A GREAT-GRANDMA who has just celebrated her 96th birthday is being hailed as the oldest volunteer in the North West.

Kath Hancock turned 96 on April 7, and for the last 18 years has volunteered three afternoons a week at the Pendleside Hospice charity shop in Colne.

And the sprightly pensioner from Trawden says offering the Dockray Street shop her services free of charge has kept her feeling young.

Mrs Hancock said: “For me, it’s a social occasion. It’s somewhere to come and talk to people.

"I have known a lot of the customers for years so we always have something to talk about.”

Brought up in Hull, Mrs Hancock moved to Trawden during the Second World War, aged just 16, and has lived in the village ever since.

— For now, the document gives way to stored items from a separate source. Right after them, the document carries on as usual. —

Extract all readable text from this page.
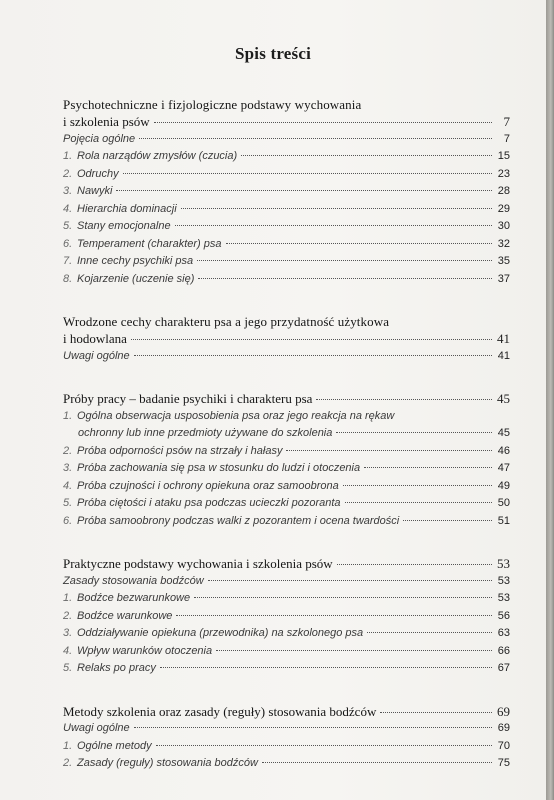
Spis treści
Psychotechniczne i fizjologiczne podstawy wychowania
i szkolenia psów	7
Pojęcia ogólne	7
1. Rola narządów zmysłów (czucia)	15
2. Odruchy	23
3. Nawyki	28
4. Hierarchia dominacji	29
5. Stany emocjonalne	30
6. Temperament (charakter) psa	32
7. Inne cechy psychiki psa	35
8. Kojarzenie (uczenie się)	37
Wrodzone cechy charakteru psa a jego przydatność użytkowa
i hodowlana	41
Uwagi ogólne	41
Próby pracy – badanie psychiki i charakteru psa	45
1. Ogólna obserwacja usposobienia psa oraz jego reakcja na rękaw
ochronny lub inne przedmioty używane do szkolenia	45
2. Próba odporności psów na strzały i hałasy	46
3. Próba zachowania się psa w stosunku do ludzi i otoczenia	47
4. Próba czujności i ochrony opiekuna oraz samoobrona	49
5. Próba ciętości i ataku psa podczas ucieczki pozoranta	50
6. Próba samoobrony podczas walki z pozorantem i ocena twardości	51
Praktyczne podstawy wychowania i szkolenia psów	53
Zasady stosowania bodźców	53
1. Bodźce bezwarunkowe	53
2. Bodźce warunkowe	56
3. Oddziaływanie opiekuna (przewodnika) na szkolonego psa	63
4. Wpływ warunków otoczenia	66
5. Relaks po pracy	67
Metody szkolenia oraz zasady (reguły) stosowania bodźców	69
Uwagi ogólne	69
1. Ogólne metody	70
2. Zasady (reguły) stosowania bodźców	75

After the war, the mother-of-two went to work for Bannister’s textile mill, which later became Boundary Mill in Colne.

She said: “I love working in the Pendleside shop. I used to do more hours but three afternoons a week is enough for me now.

“If I stayed at home I would get so fed up of watching television and while I do play the piano I would be so bored sitting in all day. I like to keep active both physically and mentally.”

Area manager for Pendleside Hospice charity shops Catherine Argyle said all the staff think Kath is great. She said: “Kath was about 78 when she began and I think after the death of her husband she wanted to get out of the house and do something worthwhile.

“She’s led a really varied life and is an interesting character.”

Chief executive of Pendleside, Helen McVey, said: “Kath is an inspiration to us all. For a person of any age to give three afternoons a week of their own time to work for the hospice is so incredibly generous. But for a lady of her age to be helping us is even more incredible.

“I would like to thank Kath for all of her hard work and would like to think that while her enthusiasm stays the same and her health allows she carries on doing something she loves to do for some time to come.”